Oct 23, 2012

Passages from Mind is a Myth

Mind is a Myth - U.G. Krishnamurti 
 

Why should there be any meaning in living? The moment a baby arrives in the world it is interested in one thing: survival. The instinct in the baby to feed itself, to survive, and to reproduce itself seems to be the way of life. It is life expressing itself. That is all. You needn't impose a meaning upon it.



Mind is a Myth - U.G. Krishnamurti 

You must face the fact that you know nothing about life or the living of it.

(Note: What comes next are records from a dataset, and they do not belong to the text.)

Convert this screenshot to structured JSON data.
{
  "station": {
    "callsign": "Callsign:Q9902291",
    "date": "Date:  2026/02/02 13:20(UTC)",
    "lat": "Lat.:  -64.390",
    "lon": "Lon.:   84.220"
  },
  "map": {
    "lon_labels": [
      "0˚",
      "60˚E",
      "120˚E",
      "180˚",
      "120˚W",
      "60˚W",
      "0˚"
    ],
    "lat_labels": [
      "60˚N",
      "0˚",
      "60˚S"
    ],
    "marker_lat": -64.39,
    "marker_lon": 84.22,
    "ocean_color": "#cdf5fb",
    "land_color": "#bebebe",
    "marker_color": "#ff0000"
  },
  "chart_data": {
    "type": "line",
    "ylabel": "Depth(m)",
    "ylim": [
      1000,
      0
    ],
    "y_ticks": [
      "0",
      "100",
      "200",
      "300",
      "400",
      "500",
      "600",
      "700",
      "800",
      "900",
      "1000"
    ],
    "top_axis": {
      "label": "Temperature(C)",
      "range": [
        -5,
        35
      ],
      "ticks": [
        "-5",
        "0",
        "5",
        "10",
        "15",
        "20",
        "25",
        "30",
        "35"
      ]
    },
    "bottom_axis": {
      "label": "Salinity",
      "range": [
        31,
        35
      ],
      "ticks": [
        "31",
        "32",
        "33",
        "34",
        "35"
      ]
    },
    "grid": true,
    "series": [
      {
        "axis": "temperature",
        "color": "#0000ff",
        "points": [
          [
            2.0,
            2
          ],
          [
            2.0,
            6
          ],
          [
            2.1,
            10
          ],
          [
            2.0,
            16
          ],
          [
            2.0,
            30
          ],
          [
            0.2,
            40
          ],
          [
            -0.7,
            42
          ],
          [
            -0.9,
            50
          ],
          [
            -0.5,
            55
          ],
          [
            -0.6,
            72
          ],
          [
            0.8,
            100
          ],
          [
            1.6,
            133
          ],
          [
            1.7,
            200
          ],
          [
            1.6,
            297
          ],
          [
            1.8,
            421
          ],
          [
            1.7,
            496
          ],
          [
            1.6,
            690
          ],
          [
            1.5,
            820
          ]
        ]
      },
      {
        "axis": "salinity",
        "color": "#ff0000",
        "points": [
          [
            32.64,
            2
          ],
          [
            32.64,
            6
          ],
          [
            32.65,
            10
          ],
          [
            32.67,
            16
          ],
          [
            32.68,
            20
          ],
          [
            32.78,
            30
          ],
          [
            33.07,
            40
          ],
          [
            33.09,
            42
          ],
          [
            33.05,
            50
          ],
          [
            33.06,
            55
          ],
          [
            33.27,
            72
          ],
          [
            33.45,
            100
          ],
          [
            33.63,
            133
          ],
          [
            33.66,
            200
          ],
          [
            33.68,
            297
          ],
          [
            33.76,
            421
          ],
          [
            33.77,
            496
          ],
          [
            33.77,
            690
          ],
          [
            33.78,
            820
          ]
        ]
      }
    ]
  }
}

Mind is a Myth - U.G. Krishnamurti 
 

The body responds to life around it: the pulse of the heart, the various physiological processes, the throb of life all indicate the presence of life. When these processes stop, then what you call clinical death takes place. Next we observe the body breaking down into its constituent elements, in turn assuming new and different life forms. But this continuity of life in new forms is little consolation to you, for you want to continue in your present form, warts and all. If you bury the body, the worms have a field day. If you throw it into the water, the fish will have a feast. That life will continue no matter what. But you will not be there to experience death. There is only death in the clinical sense.



Mind is a Myth - U.G. Krishnamurti 
 

Where is this mind you talk of? Can you show it to me? There is no such thing as your mind and my mind. Mind is everywhere, sort of like the air we breathe. There is a thought sphere. It is not ours and not mine. It is always there. Your brain acts like an antenna, picking and choosing what signals it wants to use. That is all. You use the signals for purposes of communication. First of all, we have to communicate with ourselves. We begin as children naming everything over and over again. Communicating with others is a little more complex and comes next. The problem, or the pathology if you will, arises when you constantly communicate with yourself, irrespective of any outside demand for thought. You are all the time communicating with yourself: "I am happy....I am not happy....What is the meaning of life?..." and so on. If that incessant communication within yourself is not there, you are not there as you now know and experience yourself. When that inner monologue is no longer there, the need to communicate with others is absent. So you communicate with others only to maintain that communication you are having with yourself, your inner monologue.